51. People raised in alcoholic homes are anxious during the Holidays

By Tom O'Connell

People who were raised in alcoholic homes tend be anxious during the Holiday Season. They may put on a happy face, but memories of early Holiday disasters are resting there in the deep recesses of their minds. And those memories give rise to tension.

Adult children of alcoholics (ACOAs) recall family fights around the Holidays. And they may remember seeing a Christmas tree fly through the air as it was hurled in a fit of rage. They also may remember missing parents who were out somewhere "celebrating" instead of being home on Christmas Eve to tuck the children in for the night.

In addition, there may be memories of parents with hangovers who were there bodily on Christmas morning, but not present mentally. Also, some people may recall an alcoholic mom getting herself intoxicated while hanging out in the kitchen to tend the oven.

Having lived in chaos as children, grownups who have survived the marital wars and the broken promises of their alcoholic parents tend to "walk on eggshells" during the Holidays. After all, that's how it was in their childhoods. And the memories run so deep.

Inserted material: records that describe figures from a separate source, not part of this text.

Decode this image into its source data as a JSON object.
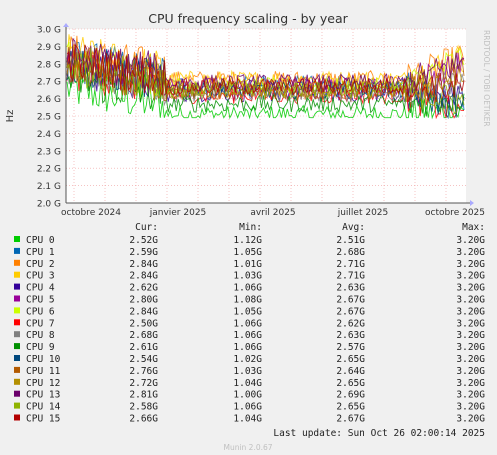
{
  "chart_data": {
    "type": "line",
    "title": "CPU frequency scaling - by year",
    "ylabel": "Hz",
    "side_label": "RRDTOOL / TOBI OETIKER",
    "ylim": [
      2.0,
      3.0
    ],
    "y_ticks": [
      2.0,
      2.1,
      2.2,
      2.3,
      2.4,
      2.5,
      2.6,
      2.7,
      2.8,
      2.9,
      3.0
    ],
    "y_tick_labels": [
      "2.0 G",
      "2.1 G",
      "2.2 G",
      "2.3 G",
      "2.4 G",
      "2.5 G",
      "2.6 G",
      "2.7 G",
      "2.8 G",
      "2.9 G",
      "3.0 G"
    ],
    "x_tick_labels": [
      "octobre 2024",
      "janvier 2025",
      "avril 2025",
      "juillet 2025",
      "octobre 2025"
    ],
    "grid": true,
    "legend_columns": [
      "Cur:",
      "Min:",
      "Avg:",
      "Max:"
    ],
    "series": [
      {
        "name": "CPU 0",
        "color": "#00cc00",
        "cur": "2.52G",
        "min": "1.12G",
        "avg": "2.51G",
        "max": "3.20G"
      },
      {
        "name": "CPU 1",
        "color": "#0066b3",
        "cur": "2.59G",
        "min": "1.05G",
        "avg": "2.68G",
        "max": "3.20G"
      },
      {
        "name": "CPU 2",
        "color": "#ff8000",
        "cur": "2.84G",
        "min": "1.01G",
        "avg": "2.71G",
        "max": "3.20G"
      },
      {
        "name": "CPU 3",
        "color": "#ffcc00",
        "cur": "2.84G",
        "min": "1.03G",
        "avg": "2.71G",
        "max": "3.20G"
      },
      {
        "name": "CPU 4",
        "color": "#330099",
        "cur": "2.62G",
        "min": "1.06G",
        "avg": "2.63G",
        "max": "3.20G"
      },
      {
        "name": "CPU 5",
        "color": "#990099",
        "cur": "2.80G",
        "min": "1.08G",
        "avg": "2.67G",
        "max": "3.20G"
      },
      {
        "name": "CPU 6",
        "color": "#ccff00",
        "cur": "2.84G",
        "min": "1.05G",
        "avg": "2.67G",
        "max": "3.20G"
      },
      {
        "name": "CPU 7",
        "color": "#ff0000",
        "cur": "2.50G",
        "min": "1.06G",
        "avg": "2.62G",
        "max": "3.20G"
      },
      {
        "name": "CPU 8",
        "color": "#808080",
        "cur": "2.68G",
        "min": "1.06G",
        "avg": "2.63G",
        "max": "3.20G"
      },
      {
        "name": "CPU 9",
        "color": "#008f00",
        "cur": "2.61G",
        "min": "1.06G",
        "avg": "2.57G",
        "max": "3.20G"
      },
      {
        "name": "CPU 10",
        "color": "#00487d",
        "cur": "2.54G",
        "min": "1.02G",
        "avg": "2.65G",
        "max": "3.20G"
      },
      {
        "name": "CPU 11",
        "color": "#b35a00",
        "cur": "2.76G",
        "min": "1.03G",
        "avg": "2.64G",
        "max": "3.20G"
      },
      {
        "name": "CPU 12",
        "color": "#b38f00",
        "cur": "2.72G",
        "min": "1.04G",
        "avg": "2.65G",
        "max": "3.20G"
      },
      {
        "name": "CPU 13",
        "color": "#6b006b",
        "cur": "2.81G",
        "min": "1.00G",
        "avg": "2.69G",
        "max": "3.20G"
      },
      {
        "name": "CPU 14",
        "color": "#8fb300",
        "cur": "2.58G",
        "min": "1.06G",
        "avg": "2.65G",
        "max": "3.20G"
      },
      {
        "name": "CPU 15",
        "color": "#b30000",
        "cur": "2.66G",
        "min": "1.04G",
        "avg": "2.67G",
        "max": "3.20G"
      }
    ],
    "last_update": "Last update: Sun Oct 26 02:00:14 2025",
    "footer": "Munin 2.0.67"
  }
}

Therapist Janet Woititz, a pioneer in the study of children of alcoholics and how their experiences impact their adult lives, describes the alcoholic home as "a very angry, hostile place." Among the results of living in such a place are a lack of self-confidence and "the sense of not being desirable."

During the Holiday Season, the fear, anxiety, guilt, and shame that were absorbed in the alcoholic home can haunt relationships. To cope, adult children who are not in recovery may turn to alcohol, drugs, compulsive eating, addictive sex, and other unhealthy behaviors.

Even those in recovery may turn to the "C" word, "control." Terrified of losing control, ACOAs will go to great lengths to maintain it, and this can make them hard to live with. However, some ACOAs may go to the other extreme of "people pleasing." Woititz says, "If I do what you want, I don't have to risk confrontation." But we humans were designed to be free spirits, not doormats. And free spirits confront when necessary.

Obviously, the extremes get us in trouble. Although there are times we need to hold our ground and set limits, we don't want to be "control freaks." And neither do we want to be martyrs. Usually, the middle way is the healthy way.

ACOAs in mutual help groups such as Al-Anon, and those receiving guidance by skilled therapists, are learning to handle relationships wisely. They have learned that they can enjoy the Holidays no matter what happened in childhood. Also, they're discovering how to create healthy family units that aren't locked into either control or people pleasing.

Can we control the stress of this time of year? Within limits. Also, each day of the Holiday Season we can follow some advice from the "Courage to Change" book published by Al-Anon:  "Let me make this day a celebration of the spirit. There is a part of me that retains a childlike sense of curiosity, wonder, enthusiasm, and delight. I may have lost touch with it, but I know it still exists. I will set my problems to the side for a little while and appreciate what it means to be vitally alive."